Across the globe, millions of people die annually from respiratory disorders including both infectious and inflammatory diseases. Lower tract respiratory infections alone affect over a billion people annually, making this a significant public health concern. The delicate balance between combatting infections and minimizing harm to self-tissue is primarily maintained by the gas-exchanging alveoli in the lower respiratory tract. In this battle, alveolar macrophages (AM) are the first cells to encounter airborne pathogens and environmental particles. The tissue environment heavily influences the phenotype and function of these macrophages, and they differ from other macrophages found in the lung interstitium and other organs. Unfortunately, there are currently no readily available in vitro models of human AMs (HAMs), presenting a major challenge, especially during the COVID-19 pandemic. To advance translational studies and clinical benefits for humans, there is an urgent need for a cost-effective method to generate or expand primary human cells for HAM phenotype. Fortunately, a unique model for producing human alveolar macrophage-like (AML) cells has been developed, involving the differentiation of blood monocytes in vitro using a defined cocktail of lung components that mimic the alveolar environment in cell culture (Pahari et al., mBio 2023). This non-invasive model is significantly less costly than performing a bronchoalveolar lavage to retrieve HAMs and yields more AML cells than HAMs obtained from a single person. The AML model has also been employed to study M. tuberculosis and SARS-CoV-2. Therefore, the AML model is critical to advancing our understanding of respiratory diseases, from COVID-19 and tuberculosis to asthma, cystic fibrosis, and chronic obstructive pulmonary disease.
Selected Publications
Pahari, Susanta, Eusondia Arnett, Jan Simper, Abul Azad, Israel Guerrero-Arguero, Chengjin Ye, Hao Zhang, et al. (2023) 2023. “A New Tractable Method for Generating Human Alveolar Macrophage-Like Cells in Vitro to Study Lung Inflammatory Processes and Diseases”. MBio 14 (4): e0083423. https://doi.org/10.1128/mbio.00834-23.
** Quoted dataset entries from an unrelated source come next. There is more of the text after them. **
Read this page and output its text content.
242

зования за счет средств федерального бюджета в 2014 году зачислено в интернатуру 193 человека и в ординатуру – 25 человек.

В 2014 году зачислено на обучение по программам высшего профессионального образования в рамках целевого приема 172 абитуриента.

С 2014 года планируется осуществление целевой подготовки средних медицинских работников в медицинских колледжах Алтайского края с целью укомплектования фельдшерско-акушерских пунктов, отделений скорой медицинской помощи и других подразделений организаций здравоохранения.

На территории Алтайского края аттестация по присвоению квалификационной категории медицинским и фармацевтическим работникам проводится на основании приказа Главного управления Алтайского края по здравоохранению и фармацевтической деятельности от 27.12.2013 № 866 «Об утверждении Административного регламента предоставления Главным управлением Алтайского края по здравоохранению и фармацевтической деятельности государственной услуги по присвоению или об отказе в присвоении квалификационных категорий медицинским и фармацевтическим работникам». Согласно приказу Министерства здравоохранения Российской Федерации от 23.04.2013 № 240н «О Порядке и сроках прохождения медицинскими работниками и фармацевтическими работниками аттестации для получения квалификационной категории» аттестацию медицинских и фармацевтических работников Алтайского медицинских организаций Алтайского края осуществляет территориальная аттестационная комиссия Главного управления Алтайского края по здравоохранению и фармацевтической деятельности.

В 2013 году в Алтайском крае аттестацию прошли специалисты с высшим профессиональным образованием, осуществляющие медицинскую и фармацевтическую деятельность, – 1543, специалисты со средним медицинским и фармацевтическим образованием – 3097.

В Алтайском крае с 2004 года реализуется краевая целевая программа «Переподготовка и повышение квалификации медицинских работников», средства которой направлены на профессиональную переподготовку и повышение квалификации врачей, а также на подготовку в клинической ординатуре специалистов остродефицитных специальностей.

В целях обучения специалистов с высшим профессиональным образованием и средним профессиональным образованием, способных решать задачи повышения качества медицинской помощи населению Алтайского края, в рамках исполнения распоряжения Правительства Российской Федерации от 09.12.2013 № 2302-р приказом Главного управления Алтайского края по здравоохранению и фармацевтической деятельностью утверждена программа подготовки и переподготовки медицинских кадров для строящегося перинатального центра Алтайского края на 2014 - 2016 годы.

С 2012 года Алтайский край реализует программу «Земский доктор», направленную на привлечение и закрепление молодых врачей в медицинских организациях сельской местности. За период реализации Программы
Alveolar macrophages (AMs) are unique lung resident cells that contact airborne pathogens and environmental particulates. The contribution of human AMs (HAMs) to pulmonary diseases remains poorly understood due to the difficulty in accessing them from human donors and their rapid phenotypic change during in vitro culture. Thus, there remains an unmet need for cost-effective methods for generating and/or differentiating primary cells into a HAM phenotype, particularly important for translational and clinical studies. We developed cell culture conditions that mimic the lung alveolar environment in humans using lung lipids, that is, Infasurf (calfactant, natural bovine surfactant) and lung-associated cytokines (granulocyte macrophage colony-stimulating factor, transforming growth factor-β, and interleukin 10) that facilitate the conversion of blood-obtained monocytes to an AM-like (AML) phenotype and function in tissue culture. Similar to HAM, AML cells are particularly susceptible to both Mycobacterium tuberculosis and severe acute respiratory syndrome coronavirus 2 (SARS-CoV-2) infections. This study reveals the importance of alveolar space components in the development and maintenance of HAM phenotype and function and provides a readily accessible model to study HAM in infectious and inflammatory disease processes, as well as therapies and vaccines. IMPORTANCE Millions die annually from respiratory disorders. Lower respiratory track gas-exchanging alveoli maintain a precarious balance between fighting invaders and minimizing tissue damage. Key players herein are resident AMs. However, there are no easily accessible in vitro models of HAMs, presenting a huge scientific challenge. Here, we present a novel model for generating AML cells based on differentiating blood monocytes in a defined lung component cocktail. This model is non-invasive, significantly less costly than performing a bronchoalveolar lavage, yields more AML cells than HAMs per donor, and retains their phenotype in culture. We have applied this model to early studies of M. tuberculosis and SARS-CoV-2. This model will significantly advance respiratory biology research.